What a wonderful surprise this film was for me! It had been sitting in my Film Noir Collection Vol. 3 set for years without viewing for some reason until at last I popped it in. Mitchum plays a gambler in need of cash who reluctantly agrees to go to Mexico for a sizable sum of money. The problem? The shady mafia types who send him down there won't tell him what for and why he's being paid. I'll stop there with the story...if you want a further synopsis you can find that elsewhere on here.The film begins rather slowly but is never boring because of Mitchum (was there a more perfect noir actor?) and the dynamic visuals courtesy Harry J. Wild and Farrow's solid direction. The supporting cast is superb with Charles McGraw, Jane Russell, Raymond Burr, and especially Vincent Price, who steals the movie with a wonderfully comedic and hammy performance. The last third of the picture feels rather different in tone because it becomes more of a farce at that point, which I suspect will turn off many viewers, but this noir lover found it absolutely delightful. NOTE: The last third of the film was apparently shot after completion of the picture and was directed by Richard Fleischer.So don't go in expecting the typical classical noir (is there such a thing anways?) or else you may find His Kind of Woman not exactly your type.
I love "film noir," and this film was OK until the end. It's almost as if this were two separate movies, classic dead serious film noir at the beginning later turning into a dopey attempted comedy at the end. I know Vincent Price was a fine actor, but his character was way too silly and "over the top." Also, the hypodermic scene was way too dragged out. Robert Mitchum was, as usual, great as ever; but I wonder if he wasn't embarrassed by the really goofy ending. It's for these reasons that I cannot rate the film higher. However, the thought occurred to me that maybe this was some kind of "experimental ending," some attempt to surprise the audience. However, for me it just didn't work, I wasn't surprised but rather disappointed by the "transition."
The big question about the thoroughly entertaining "His Kind of Woman" is who staged the incredibly suspenseful action scenes?

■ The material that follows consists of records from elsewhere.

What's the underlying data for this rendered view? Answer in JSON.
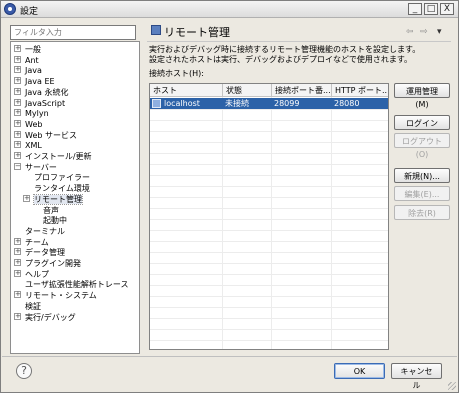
{
  "window": {
    "title": "設定"
  },
  "window_controls": {
    "minimize": "_",
    "maximize": "□",
    "close": "X"
  },
  "filter": {
    "placeholder": "フィルタ入力"
  },
  "tree": {
    "items": [
      {
        "label": "一般",
        "expander": "+"
      },
      {
        "label": "Ant",
        "expander": "+"
      },
      {
        "label": "Java",
        "expander": "+"
      },
      {
        "label": "Java EE",
        "expander": "+"
      },
      {
        "label": "Java 永続化",
        "expander": "+"
      },
      {
        "label": "JavaScript",
        "expander": "+"
      },
      {
        "label": "Mylyn",
        "expander": "+"
      },
      {
        "label": "Web",
        "expander": "+"
      },
      {
        "label": "Web サービス",
        "expander": "+"
      },
      {
        "label": "XML",
        "expander": "+"
      },
      {
        "label": "インストール/更新",
        "expander": "+"
      },
      {
        "label": "サーバー",
        "expander": "−"
      },
      {
        "label": "プロファイラー",
        "expander": ""
      },
      {
        "label": "ランタイム環境",
        "expander": ""
      },
      {
        "label": "リモート管理",
        "expander": "+"
      },
      {
        "label": "音声",
        "expander": ""
      },
      {
        "label": "起動中",
        "expander": ""
      },
      {
        "label": "ターミナル",
        "expander": ""
      },
      {
        "label": "チーム",
        "expander": "+"
      },
      {
        "label": "データ管理",
        "expander": "+"
      },
      {
        "label": "プラグイン開発",
        "expander": "+"
      },
      {
        "label": "ヘルプ",
        "expander": "+"
      },
      {
        "label": "ユーザ拡張性能解析トレース",
        "expander": ""
      },
      {
        "label": "リモート・システム",
        "expander": "+"
      },
      {
        "label": "検証",
        "expander": ""
      },
      {
        "label": "実行/デバッグ",
        "expander": "+"
      }
    ]
  },
  "page": {
    "title": "リモート管理",
    "nav_back": "⇦",
    "nav_forward": "⇨",
    "nav_menu": "▾",
    "description_line1": "実行およびデバッグ時に接続するリモート管理機能のホストを設定します。",
    "description_line2": "設定されたホストは実行、デバッグおよびデプロイなどで使用されます。",
    "hosts_label": "接続ホスト(H):"
  },
  "table": {
    "columns": [
      "ホスト",
      "状態",
      "接続ポート番...",
      "HTTP ポート..."
    ],
    "rows": [
      {
        "host": "localhost",
        "status": "未接続",
        "connect_port": "28099",
        "http_port": "28080"
      }
    ]
  },
  "buttons": {
    "manage": "運用管理(M)",
    "login": "ログイン(I)...",
    "logout": "ログアウト(O)",
    "new": "新規(N)...",
    "edit": "編集(E)...",
    "remove": "除去(R)"
  },
  "footer": {
    "help": "?",
    "ok": "OK",
    "cancel": "キャンセル"
  }
}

John Farrow received credit as the director of record, but the trivia section about this movie at IMDb reveals that producer Howard Hughes hired Richard Fleischer to re-shoot the entire film. "His Kind of Woman" is an indulgently-paced, ironic, skewering of machismo. This is refreshing ahead of its time when most heroic actors took themselves seriously. Frank Fenton of "Garden of Evil" and "Narrow Margin" scribe Jack Leonard are listed as the primary scenarists. Gerald Drayson Adams is listed as the man who concocted the story. Adams is remembered for an earlier Mitchum effort "The Big Steal" and the Audie Murphy oater "Duel at Silver Creek."Nevertheless, word is that Hughes rewrote the ending, but how much of it did he rewrite. This atmospheric but lethargic crime thriller pits naive gambler Don Milner (Robert Mitchum) against deported gangster Nick Ferraro (Raymond Burr of "Perry Mason" fame), and the a hammy actor who breaks up their confrontation. Vincent Price plays Mark Cardigan who stupidly braves the odds and rescues our outnumbered hero in the last hour. The energetic last hour of this overlong thriller compensate somewhat with Farrow/Fleischer nimbly cross-cutting between Ferraro and the hero and Mark Cardigan as he musters a boarding party to storm the crime figure's yacht. Raymond Burr makes an excellent villain. Farrow does a first-rate job of generating suspense when Mitchum struggles against his captors who are about to inject him with a drug. Clearly, this movie came at a time in Mitchum's career that he could waltz around with his chest bared. Jane Russell enlivens things when our heroes aren't swapping blows or lead with the villains. Anthony Caruso capably plays one of Ferraro's evil minions.